My wife was a bit taken aback when I complained that after 24 hours of non-stop news of Michael Jackson's death it was time to move on. "You've got to be kidding. It's Michael JACKSON," she said. "He was a legend, he will be remembered as one of the most talented performers ever."
That's true. So why didn't his death have as big an impact on me as it did on everyone else? I stopped to think, when was the last time I've ever been shocked to tears, to feelings of deep sadness and extraordinary loss by the death of a singer or actor or athlete or the breakup of a group?
Never. Maybe the closest I've come to something like that was when the Brooklyn Dodgers moved to Los Angeles in 1958, but I was a young kid then and that was when I finally learned that baseball is a business, not a game.
But just when I was beginning to think I was a freak or something, my son called and said, "Don't know about you, Dad, but I'm tired of all the news about Michael Jackson."
What saddens me most about Michael Jackson's death was that for all his talent and fame and personal wealth, he was never very happy. Hilzoy at Obsidian Wings posted a clip from Wikipedia about how badly Micheal was abused as a child. It was so bad that Jackson claimed there were times when the sight of his father would make him nauseous.

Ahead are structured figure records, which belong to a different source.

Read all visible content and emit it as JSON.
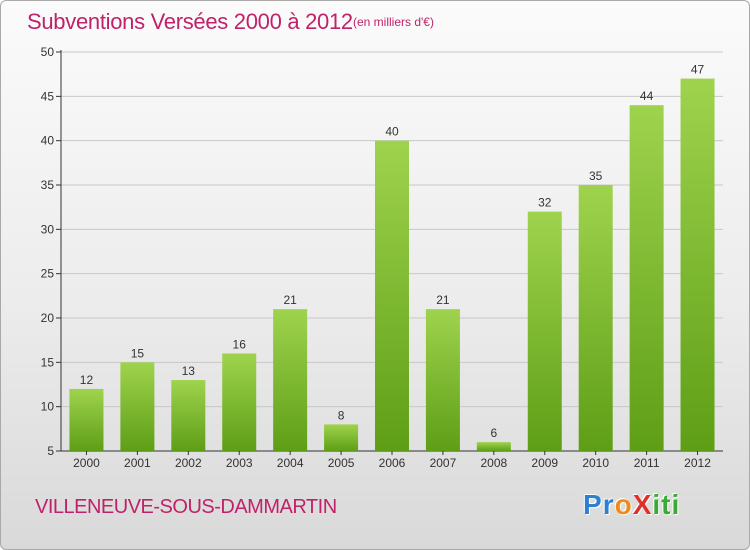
{
  "title": "Subventions Versées 2000 à 2012",
  "subtitle": "(en milliers d'€)",
  "commune": "VILLENEUVE-SOUS-DAMMARTIN",
  "logo": {
    "text": "ProXiti",
    "letters": [
      {
        "ch": "P",
        "color": "#2f7fd0"
      },
      {
        "ch": "r",
        "color": "#2f7fd0"
      },
      {
        "ch": "o",
        "color": "#f08a1c"
      },
      {
        "ch": "X",
        "color": "#e0302a"
      },
      {
        "ch": "i",
        "color": "#3aaa35"
      },
      {
        "ch": "t",
        "color": "#3aaa35"
      },
      {
        "ch": "i",
        "color": "#3aaa35"
      }
    ]
  },
  "colors": {
    "bar_light": "#9fd34e",
    "bar_dark": "#5e9e16",
    "accent": "#c0226a",
    "grid": "#c8c8c8",
    "axis": "#333333"
  },
  "chart_data": {
    "type": "bar",
    "title": "Subventions Versées 2000 à 2012",
    "subtitle": "(en milliers d'€)",
    "categories": [
      "2000",
      "2001",
      "2002",
      "2003",
      "2004",
      "2005",
      "2006",
      "2007",
      "2008",
      "2009",
      "2010",
      "2011",
      "2012"
    ],
    "values": [
      12,
      15,
      13,
      16,
      21,
      8,
      40,
      21,
      6,
      32,
      35,
      44,
      47
    ],
    "ylim": [
      5,
      50
    ],
    "yticks": [
      5,
      10,
      15,
      20,
      25,
      30,
      35,
      40,
      45,
      50
    ],
    "grid": true,
    "data_labels": true
  }
}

The irony is that some of that abuse probably made Michael a better performer at a very young age. Would he have become the star he became if his father hadn't been so brutal? The better question is, would Micheal have had a longer, happier life if his father had been more encouraging and less of a tyrant, even if he never became a star? Certainly, if Michael never became a star we would have never known his sweet voice, his blockbuster songs and stunning videos.
But to be honest, I think most of us would happily give up the great things Michael Jackson gave us in return for a loving, supportive father and a happier childhood - and hopefully adulthood - for Michael.
--Trakker

nice thoughts but I don't think he'd have traded it back.
http://themichaeljacksonmemorialsite.com
Posted by: smooth criminal | June 27, 2009 at 02:55 AM
...I don't think he'd have traded it back.
You are probably right. I think I project my feelings onto others. I know for a fact that I would be miserable if I was famous, and even more miserable if I had been abused as a child.
Michael raised a lot of money for charities, and gave a lot of his own money too. I'm sure he got a lot of pleasure out of that, but I think it was painfully obvious that for the last 10 years or so Jackson was in psychological pain.
Posted by: Trakker | June 27, 2009 at 12:07 PM
...and now Michael's abusive father and enabler mother are trying to get custody of his children.